裁判員裁判の裁判体の構成については、裁判員の数を極力絞りたい最高裁と、陪審裁判的なものを志向してできるだけ裁判員の数を多くしたい日弁連が激しく対立。弁護士出身の議員が多い政権与党の公明党が日弁連寄りの主張をして綱引きが続いた。
03年10月、司法制度改革推進本部の裁判員制度・刑事検討会座長が「裁判官3人、裁判員4人」とする案を公表したが、これに公明党や日弁連が反発。推進本部は「裁判官3人、裁判員6人」案に修正したが、公明党は「裁判官2人、裁判員7人」案を維持して、折り合いがつかなかった。
結局、翌04年1月、自民党、公明党の与党協議で原則「裁判官3人、裁判員6人」で、単純な事件は例外的に「裁判官1人、裁判員4人」も認める、とする案で合意。同年3月、政府が裁判員法案を閣議決定して国会に提出。5月に裁判員法が成立した。

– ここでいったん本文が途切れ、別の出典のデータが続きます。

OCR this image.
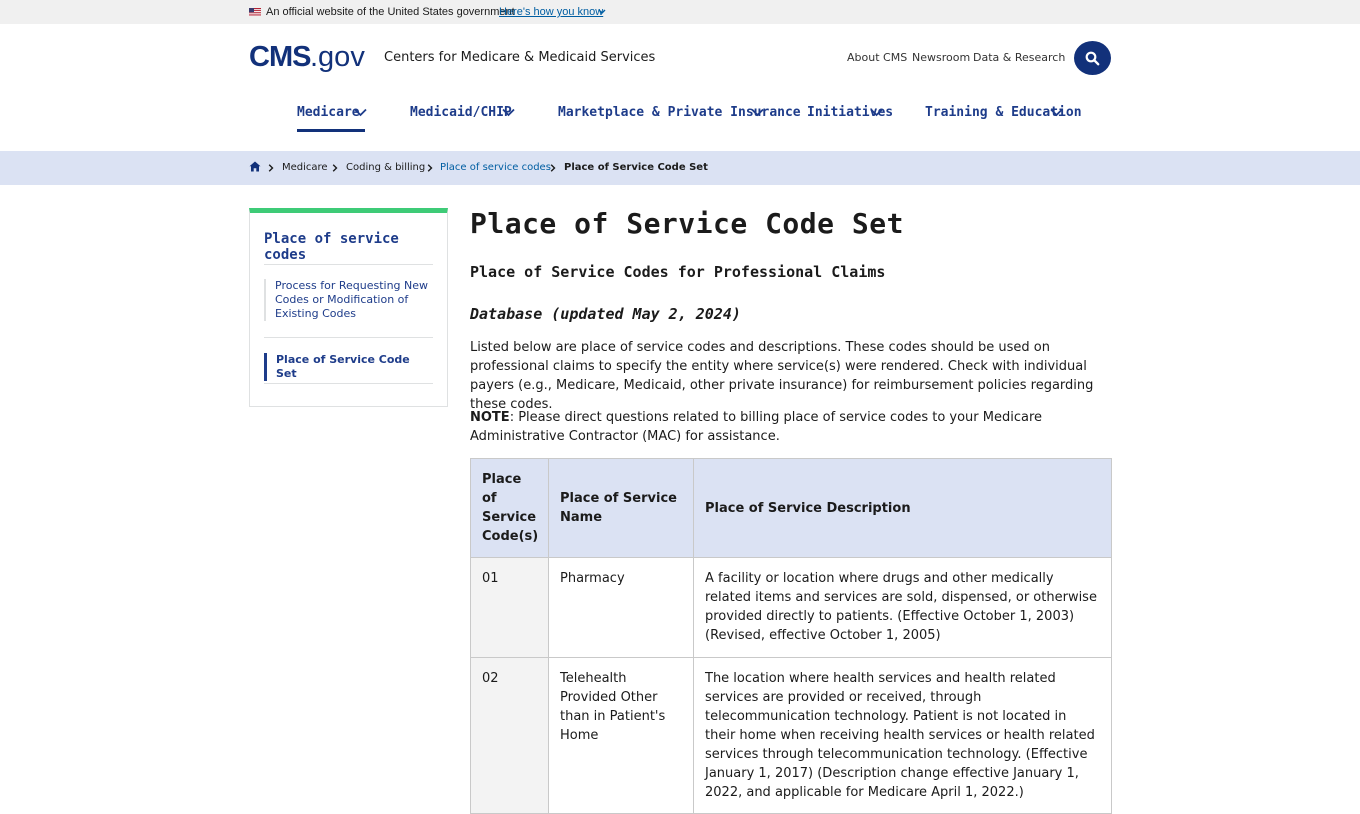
An official website of the United States government
Here's how you know
CMS .gov Centers for Medicare & Medicaid Services	About CMS Newsroom Data & Research
Medicare	Medicaid/CHIP	Marketplace & Private Insurance Initiatives Training & Education
Medicare Coding & billing Place of service codes Place of Service Code Set
Place of service codes
Process for Requesting New Codes or Modification of Existing Codes
Place of Service Code Set
Place of Service Code Set
Place of Service Codes for Professional Claims
Database (updated May 2, 2024)

Listed below are place of service codes and descriptions. These codes should be used on professional claims to specify the entity where service(s) were rendered. Check with individual payers (e.g., Medicare, Medicaid, other private insurance) for reimbursement policies regarding these codes.

NOTE: Please direct questions related to billing place of service codes to your Medicare Administrative Contractor (MAC) for assistance.

Place of Service Code(s)	Place of Service Name	Place of Service Description
01	Pharmacy	A facility or location where drugs and other medically related items and services are sold, dispensed, or otherwise provided directly to patients. (Effective October 1, 2003) (Revised, effective October 1, 2005)
02	Telehealth Provided Other than in Patient's Home	The location where health services and health related services are provided or received, through telecommunication technology. Patient is not located in their home when receiving health services or health related services through telecommunication technology. (Effective January 1, 2017) (Description change effective January 1, 2022, and applicable for Medicare April 1, 2022.)
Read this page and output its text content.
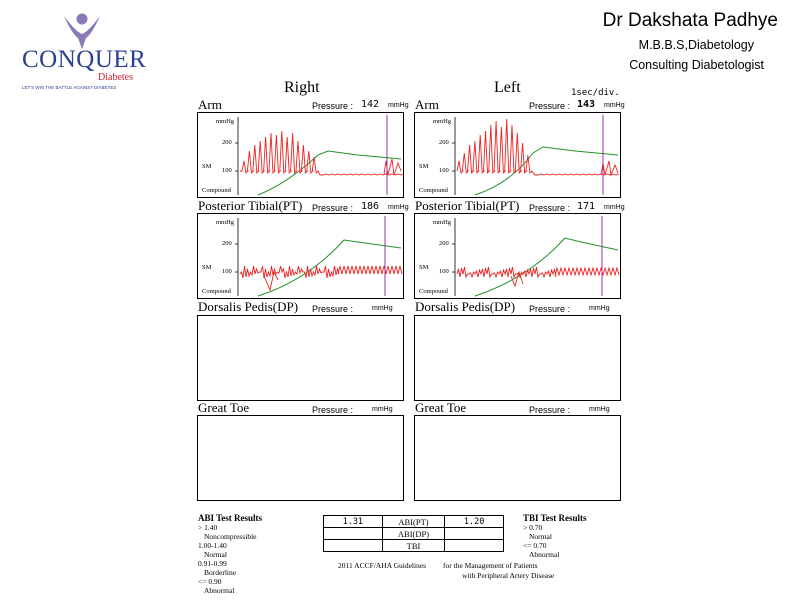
CONQUER
Diabetes
LET'S WIN THE BATTLE AGAINST DIABETES
Dr Dakshata Padhye
M.B.B.S,Diabetology
Consulting Diabetologist
Right	Left	1sec/div.
Arm	Pressure : 142 mmHg Arm	Pressure : 143 mmHg
mmHg
200
100
SM
Compound
mmHg
200
100
SM
Compound
Posterior Tibial(PT) Pressure : 186 mmHg Posterior Tibial(PT) Pressure : 171 mmHg
mmHg
200
100
SM
Compound
mmHg
200
100
SM
Compound
Dorsalis Pedis(DP) Pressure :	mmHg Dorsalis Pedis(DP) Pressure :	mmHg
Great Toe	Pressure :	mmHg Great Toe	Pressure :	mmHg
ABI Test Results
> 1.40
Noncompressible
1.00-1.40
Normal
0.91-0.99
Borderline
<= 0.90
Abnormal
1.31	ABI(PT)	1.20
	ABI(DP)	
	TBI	
2011 ACCF/AHA Guidelines for the Management of Patients
with Peripheral Artery Disease
TBI Test Results
> 0.70
Normal
<= 0.70
Abnormal
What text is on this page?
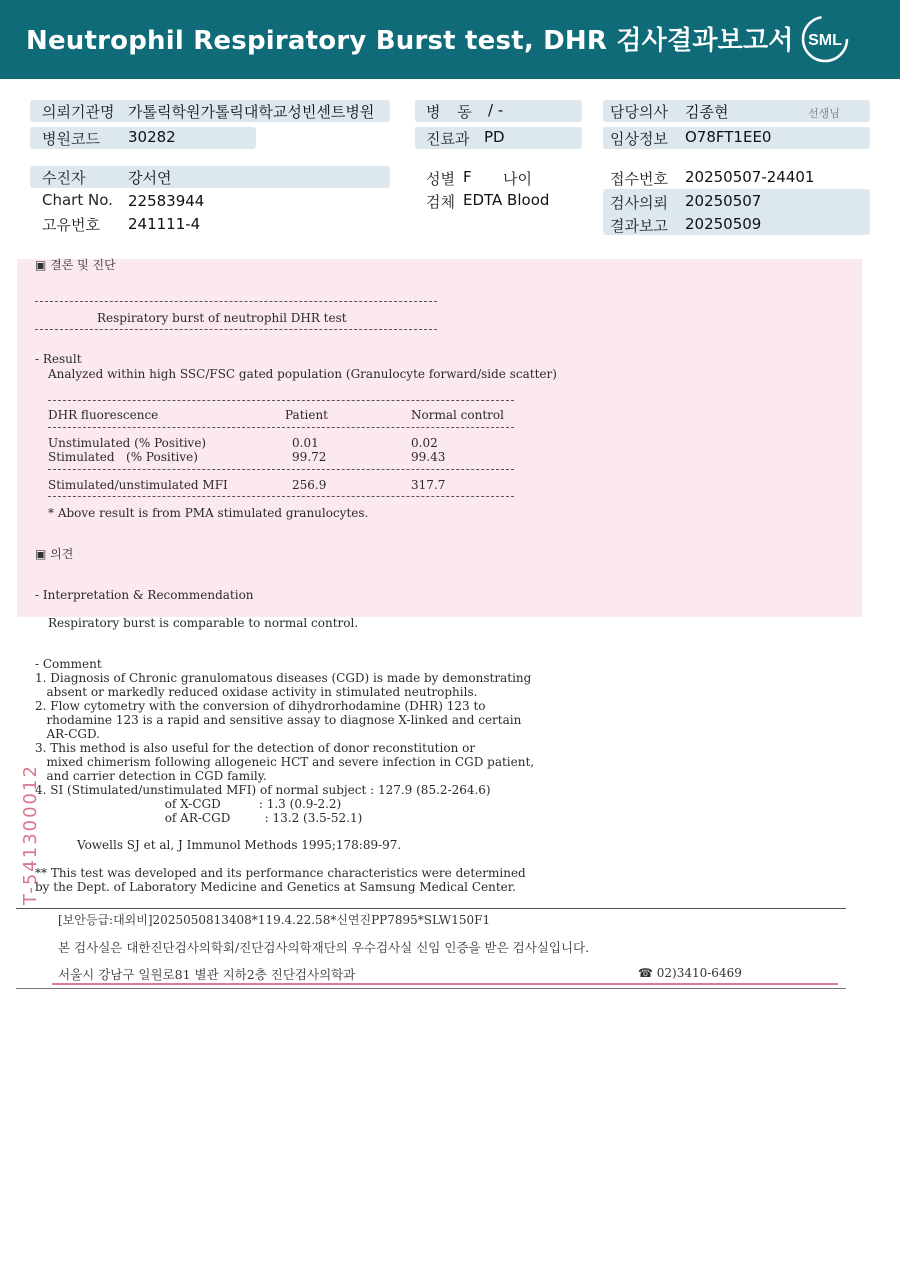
Neutrophil Respiratory Burst test, DHR 검사결과보고서 SML
의뢰기관명 가톨릭학원가톨릭대학교성빈센트병원
병원코드 30282
병 동 / -
진료과 PD
담당의사 김종현	선생님
임상정보 O78FT1EE0
수진자	강서연
Chart No. 22583944
고유번호 241111-4
성별 F 나이
검체 EDTA Blood
접수번호 20250507-24401
검사의뢰 20250507
결과보고 20250509
▣ 결론 및 진단
Respiratory burst of neutrophil DHR test
- Result
Analyzed within high SSC/FSC gated population (Granulocyte forward/side scatter)
DHR fluorescence	Patient	Normal control
Unstimulated (% Positive)	0.01	0.02
Stimulated   (% Positive)	99.72	99.43
Stimulated/unstimulated MFI	256.9	317.7
* Above result is from PMA stimulated granulocytes.
▣ 의견
- Interpretation & Recommendation
Respiratory burst is comparable to normal control.
- Comment
1. Diagnosis of Chronic granulomatous diseases (CGD) is made by demonstrating
absent or markedly reduced oxidase activity in stimulated neutrophils.
2. Flow cytometry with the conversion of dihydrorhodamine (DHR) 123 to
rhodamine 123 is a rapid and sensitive assay to diagnose X-linked and certain
AR-CGD.
3. This method is also useful for the detection of donor reconstitution or
mixed chimerism following allogeneic HCT and severe infection in CGD patient,
and carrier detection in CGD family.
4. SI (Stimulated/unstimulated MFI) of normal subject : 127.9 (85.2-264.6)
of X-CGD          : 1.3 (0.9-2.2)
of AR-CGD         : 13.2 (3.5-52.1)
Vowells SJ et al, J Immunol Methods 1995;178:89-97.
** This test was developed and its performance characteristics were determined
by the Dept. of Laboratory Medicine and Genetics at Samsung Medical Center.
T-541300012
[보안등급:대외비]2025050813408*119.4.22.58*신연진PP7895*SLW150F1
본 검사실은 대한진단검사의학회/진단검사의학재단의 우수검사실 신임 인증을 받은 검사실입니다.
서울시 강남구 일원로81 별관 지하2층 진단검사의학과	☎ 02)3410-6469
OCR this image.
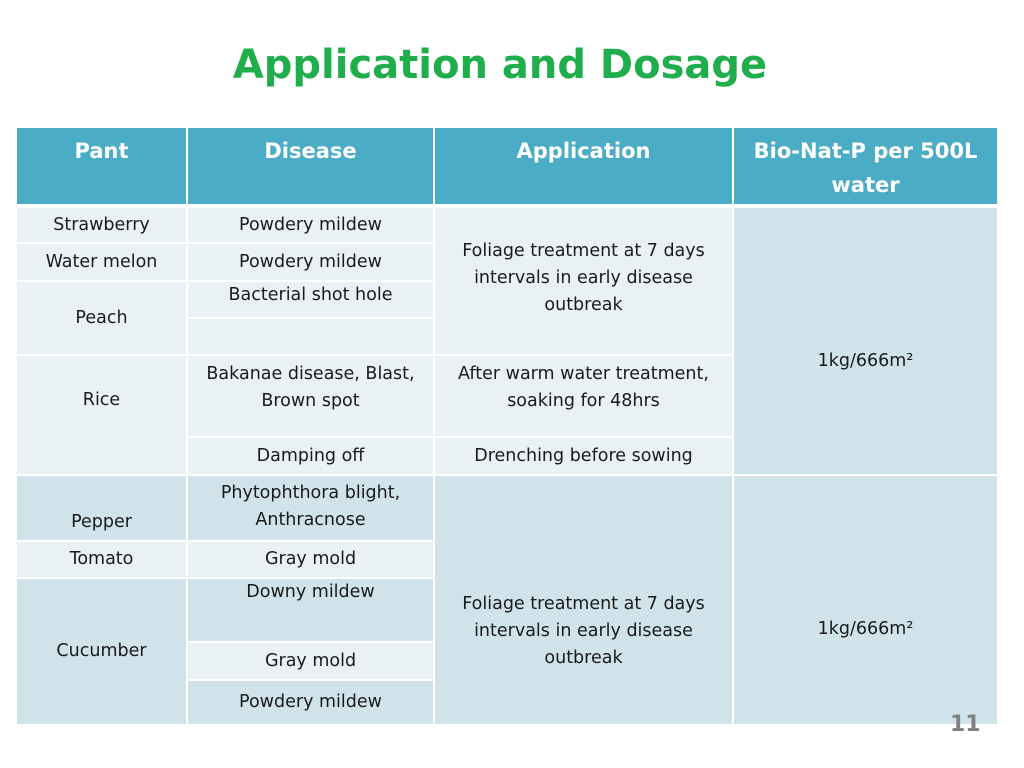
Application and Dosage
Pant	Disease	Application	Bio-Nat-P per 500L water
Strawberry	Powdery mildew	Foliage treatment at 7 days intervals in early disease outbreak	1kg/666m²
Water melon	Powdery mildew		
Peach	Bacterial shot hole		

Rice	Bakanae disease, Blast, Brown spot	After warm water treatment, soaking for 48hrs	
	Damping off	Drenching before sowing	

Pepper	Phytophthora blight, Anthracnose	Foliage treatment at 7 days intervals in early disease outbreak	1kg/666m²
Tomato	Gray mold		
Cucumber	Downy mildew		
	Gray mold		
	Powdery mildew		
11
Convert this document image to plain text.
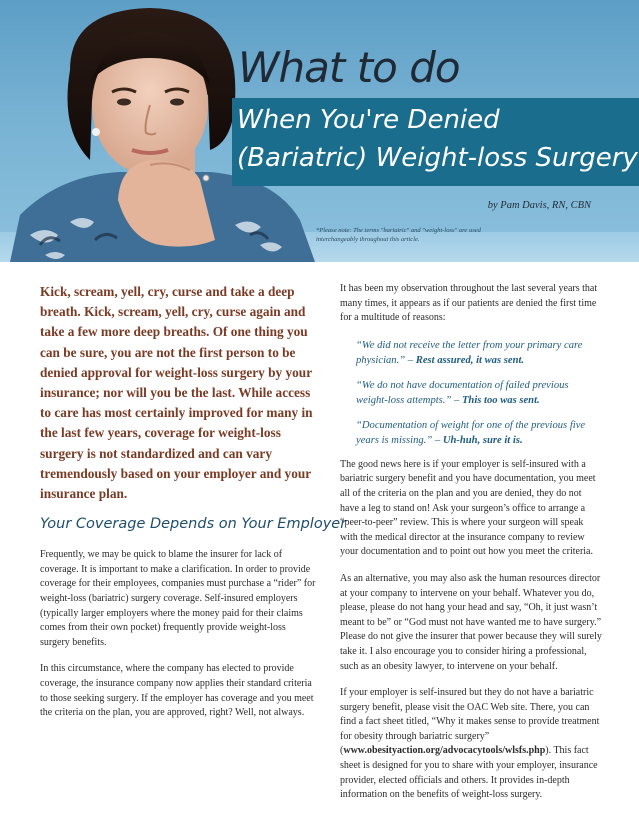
What to do
When You're Denied
(Bariatric) Weight-loss Surgery
by Pam Davis, RN, CBN
*Please note: The terms "bariatric" and "weight-loss" are used interchangeably throughout this article.

Kick, scream, yell, cry, curse and take a deep breath. Kick, scream, yell, cry, curse again and take a few more deep breaths. Of one thing you can be sure, you are not the first person to be denied approval for weight-loss surgery by your insurance; nor will you be the last. While access to care has most certainly improved for many in the last few years, coverage for weight-loss surgery is not standardized and can vary tremendously based on your employer and your insurance plan.

Your Coverage Depends on Your Employer

Frequently, we may be quick to blame the insurer for lack of coverage. It is important to make a clarification. In order to provide coverage for their employees, companies must purchase a “rider” for weight-loss (bariatric) surgery coverage. Self-insured employers (typically larger employers where the money paid for their claims comes from their own pocket) frequently provide weight-loss surgery benefits.

In this circumstance, where the company has elected to provide coverage, the insurance company now applies their standard criteria to those seeking surgery. If the employer has coverage and you meet the criteria on the plan, you are approved, right? Well, not always.

It has been my observation throughout the last several years that many times, it appears as if our patients are denied the first time for a multitude of reasons:

“We did not receive the letter from your primary care physician.” – Rest assured, it was sent.

“We do not have documentation of failed previous weight-loss attempts.” – This too was sent.

“Documentation of weight for one of the previous five years is missing.” – Uh-huh, sure it is.

The good news here is if your employer is self-insured with a bariatric surgery benefit and you have documentation, you meet all of the criteria on the plan and you are denied, they do not have a leg to stand on! Ask your surgeon’s office to arrange a “peer-to-peer” review. This is where your surgeon will speak with the medical director at the insurance company to review your documentation and to point out how you meet the criteria.

As an alternative, you may also ask the human resources director at your company to intervene on your behalf. Whatever you do, please, please do not hang your head and say, “Oh, it just wasn’t meant to be” or “God must not have wanted me to have surgery.” Please do not give the insurer that power because they will surely take it. I also encourage you to consider hiring a professional, such as an obesity lawyer, to intervene on your behalf.

If your employer is self-insured but they do not have a bariatric surgery benefit, please visit the OAC Web site. There, you can find a fact sheet titled, “Why it makes sense to provide treatment for obesity through bariatric surgery” (www.obesityaction.org/advocacytools/wlsfs.php). This fact sheet is designed for you to share with your employer, insurance provider, elected officials and others. It provides in-depth information on the benefits of weight-loss surgery.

裁判員法の法案作りに関わった法務省OBの弁護士はいう。
「3対6」でも裁判官の方が強すぎる、と公明党が主張して、なかなかまとまらなかった。同党の了解を得るため最後の段階で「1対4」案を加えることによってようやく閣議決定にこぎつけた。「1対4」を導入する理由は、事実関係に争いのないようなケースは、国民に対する負担の大きいフル装備(「3対6」)でやらなくてもいい場合をいわば例外的に設けるということにあり、「1対4」の方が「3対6」よりも良い裁判ができるというものではなかった。裁判の質について言うならば、事実関係に争いのない事件においても、裁判官と裁判員がお互いの知恵や意見を出し合ってより良い判断に達するためには、本来「3対6」の方が適当と考えていた。「1対4」は、「3対6」によって裁判員裁判が定着し、なおかつ、治安情勢の悪化などで対象事件数が増えて裁判員制度における国民負担の軽減が強く求められることなどにより、自白事件については敢えて「3対6」の体制で臨むまでもないという考え方が広がった場合に、はじめて使うことになるだろうと考えた。
「1対4」は政治的妥協の産物として名文化されたが、どうも、裁判所は「裁判の質」などを考慮して最初から「1対4」を使う気はなかった、ということのようだ。
●裁判官が「3対6」を選ぶ理由
ただ、被告人が起訴事実を認めている事件は、本質的な争いはないのだから、裁判としては簡単だ。量刑の議論が中心になる。量刑などに社会常識を反映させるのが国民の司法参加=裁判員裁判の導入理念だった。むしろ、「3対6」より、裁判員比率が高い「1対4」で裁くのが法の趣旨のようにも思われる。
なぜ、裁判所は「3対6」にこだわるのか。
法案作りにかかわった上述の弁護士は以下のように推測する。
裁判官からすれば、裁判員裁判が司法と国民を結ぶ非常に重要な制度である以上、ベストを尽くしたいと考えるのは当然だ。色々な世代やバックグラウンドを有する裁判員とのコミュニケーションを密にして充実した評議を行うためには、裁判官の側も老若のバラエティがある3人の方が良い。裁判員裁判において若い裁判官の果たす役割は大きく、その勉強にもなる。そもそも、日本の刑事裁判では、事実関係に争いがある事件と自白事件の間で、審理のやり方に根本的な違いがあるわけではない。そして自白事件であっても、裁判員裁判の対象となるのは重大犯罪であるから、その量刑の決定はできるだけ慎重、丁寧にやりたい。しかも、裁判員裁判の導入後、対象事件数は大きく減りつつある。だから、これまでのところ、「1対4」を使おうという動きは聞いたことない。